Reputation: 2623
I am trying to find similarity between two words using wordnet of python nltk. Two sample keyword is 'game' and 'leonardo'. First I have extracted all synsets of this two words and cross-matching each synset to find their similarity. Here is my code
from nltk.corpus import wordnet as wn
xx = wn.synsets("game")
yy = wn.synsets("leonardo")
for x in xx:
for y in yy:
print x.name
print x.definition
print y.name
print y.definition
print x.wup_similarity(y)
print '\n'
Here is the total output:
game.n.01 a contest with rules to determine a winner leonardo.n.01 Italian painter and sculptor and engineer and scientist and architect; the most versatile genius of the Italian Renaissance (1452-1519) 0.285714285714
game.n.02 a single play of a sport or other contest leonardo.n.01 Italian painter and sculptor and engineer and scientist and architect; the most versatile genius of the Italian Renaissance (1452-1519) 0.285714285714
game.n.03 an amusement or pastime leonardo.n.01 Italian painter and sculptor and engineer and scientist and architect; the most versatile genius of the Italian Renaissance (1452-1519) 0.25
game.n.04 animal hunted for food or sport leonardo.n.01 Italian painter and sculptor and engineer and scientist and architect; the most versatile genius of the Italian Renaissance (1452-1519) 0.923076923077
game.n.05 (tennis) a division of play during which one player serves leonardo.n.01 Italian painter and sculptor and engineer and scientist and architect; the most versatile genius of the Italian Renaissance (1452-1519) 0.222222222222
game.n.06 (games) the score at a particular point or the score needed to win leonardo.n.01 Italian painter and sculptor and engineer and scientist and architect; the most versatile genius of the Italian Renaissance (1452-1519) 0.285714285714
game.n.07 the flesh of wild animals that is used for food leonardo.n.01 Italian painter and sculptor and engineer and scientist and architect; the most versatile genius of the Italian Renaissance (1452-1519) 0.5
plot.n.01 a secret scheme to do something (especially something underhand or illegal) leonardo.n.01 Italian painter and sculptor and engineer and scientist and architect; the most versatile genius of the Italian Renaissance (1452-1519) 0.2
game.n.09 the game equipment needed in order to play a particular game leonardo.n.01 Italian painter and sculptor and engineer and scientist and architect; the most versatile genius of the Italian Renaissance (1452-1519) 0.666666666667
game.n.10 your occupation or line of work leonardo.n.01 Italian painter and sculptor and engineer and scientist and architect; the most versatile genius of the Italian Renaissance (1452-1519) 0.25
game.n.11 frivolous or trifling behavior leonardo.n.01 Italian painter and sculptor and engineer and scientist and architect; the most versatile genius of the Italian Renaissance (1452-1519) 0.222222222222
bet_on.v.01 place a bet on leonardo.n.01 Italian painter and sculptor and engineer and scientist and architect; the most versatile genius of the Italian Renaissance (1452-1519) -1
crippled.s.01 disabled in the feet or legs leonardo.n.01 Italian painter and sculptor and engineer and scientist and architect; the most versatile genius of the Italian Renaissance (1452-1519) -1
game.s.02 willing to face danger leonardo.n.01 Italian painter and sculptor and engineer and scientist and architect; the most versatile genius of the Italian Renaissance (1452-1519) -1
But the similarity between game.n.04 and leonardo.n.01 is really odd.
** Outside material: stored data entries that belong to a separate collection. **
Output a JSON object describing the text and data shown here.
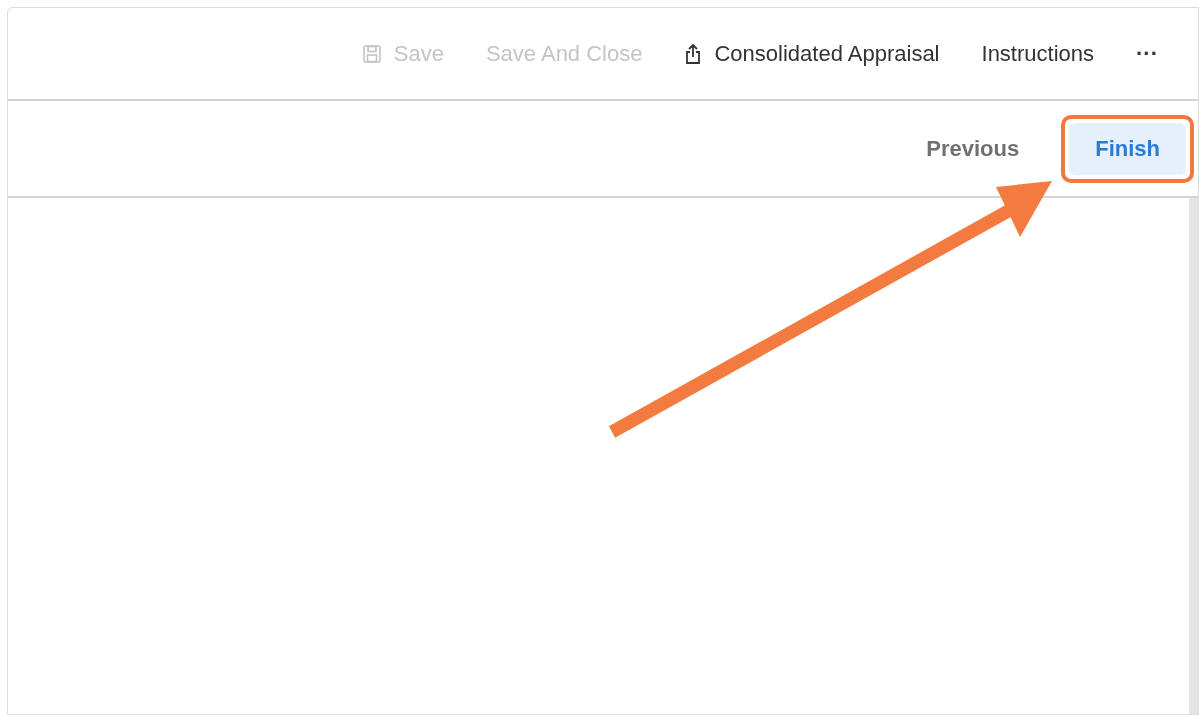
{
  "toolbar": {
    "actions": [
      {
        "label": "Save",
        "kind": "save",
        "disabled": true
      },
      {
        "label": "Save And Close",
        "kind": "plain",
        "disabled": true
      },
      {
        "label": "Consolidated Appraisal",
        "kind": "share",
        "disabled": false
      },
      {
        "label": "Instructions",
        "kind": "plain",
        "disabled": false
      },
      {
        "label": "···",
        "kind": "more",
        "disabled": false
      }
    ]
  },
  "navigation": {
    "buttons": [
      {
        "label": "Previous",
        "selected": false,
        "highlighted": false
      },
      {
        "label": "Finish",
        "selected": true,
        "highlighted": true
      }
    ]
  }
}
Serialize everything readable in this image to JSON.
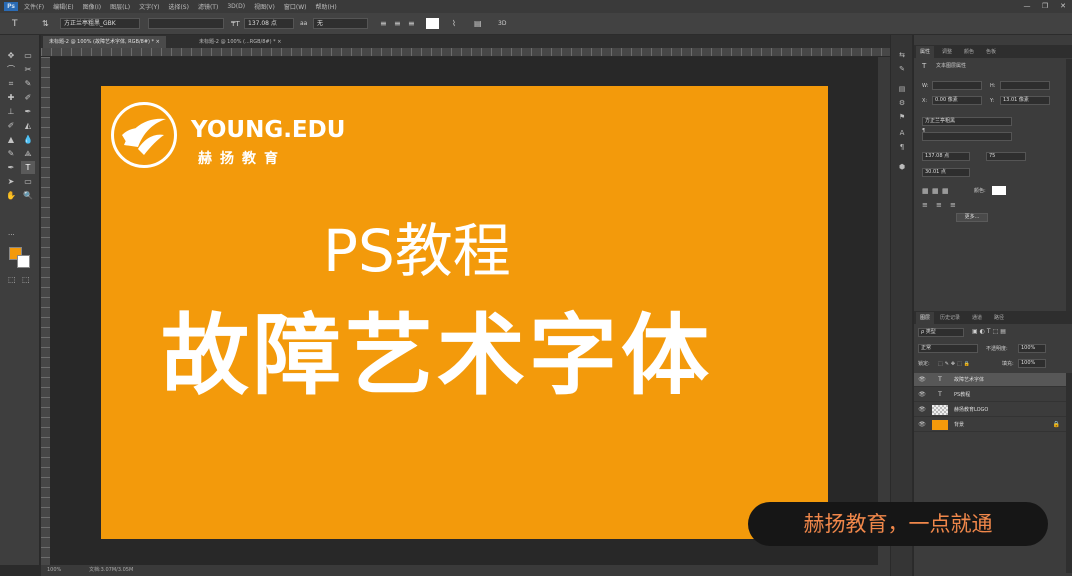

I think the similarity (0.923076923077) should not be so high.
game.n.04
animal hunted for food or sport
leonardo.n.01
Italian painter and sculptor and engineer and scientist and architect; the most versatile genius of the Italian Renaissance (1452-1519)
0.923076923077
Is there any problem with my concept?
Upvotes: 5
Views: 3172
Reputation: 41950
According to the docs, the wup_similarity()
method returns...
...a score denoting how similar two word senses are, based on the depth of the two senses in the taxonomy and that of their Least Common Subsumer (most specific ancestor node).
...and...
>>> from nltk.corpus import wordnet as wn
>>> game = wn.synset('game.n.04')
>>> leonardo = wn.synset('leonardo.n.01')
>>> game.lowest_common_hypernyms(leonardo)
[Synset('organism.n.01')]
>>> organism = game.lowest_common_hypernyms(leonardo)[0]
>>> game.shortest_path_distance(organism)
2
>>> leonardo.shortest_path_distance(organism)
3
...which is why it thinks they're similar, although I get...
>>> game.wup_similarity(leonardo)
0.7058823529411765
...which is different for some reason.
Update
I want some measurement which will show that dissimilarity('game', 'chess') is much much less than dissimilarity('game', 'leonardo')
How about something like this...
from nltk.corpus import wordnet as wn
from itertools import product
def compare(word1, word2):
ss1 = wn.synsets(word1)
ss2 = wn.synsets(word2)
return max(s1.path_similarity(s2) for (s1, s2) in product(ss1, ss2))
for word1, word2 in (('game', 'leonardo'), ('game', 'chess')):
print "Path similarity of %-10s and %-10s is %.2f" % (word1,
word2,
compare(word1, word2))
...which prints...
Path similarity of game and leonardo is 0.17
Path similarity of game and chess is 0.25
Upvotes: 8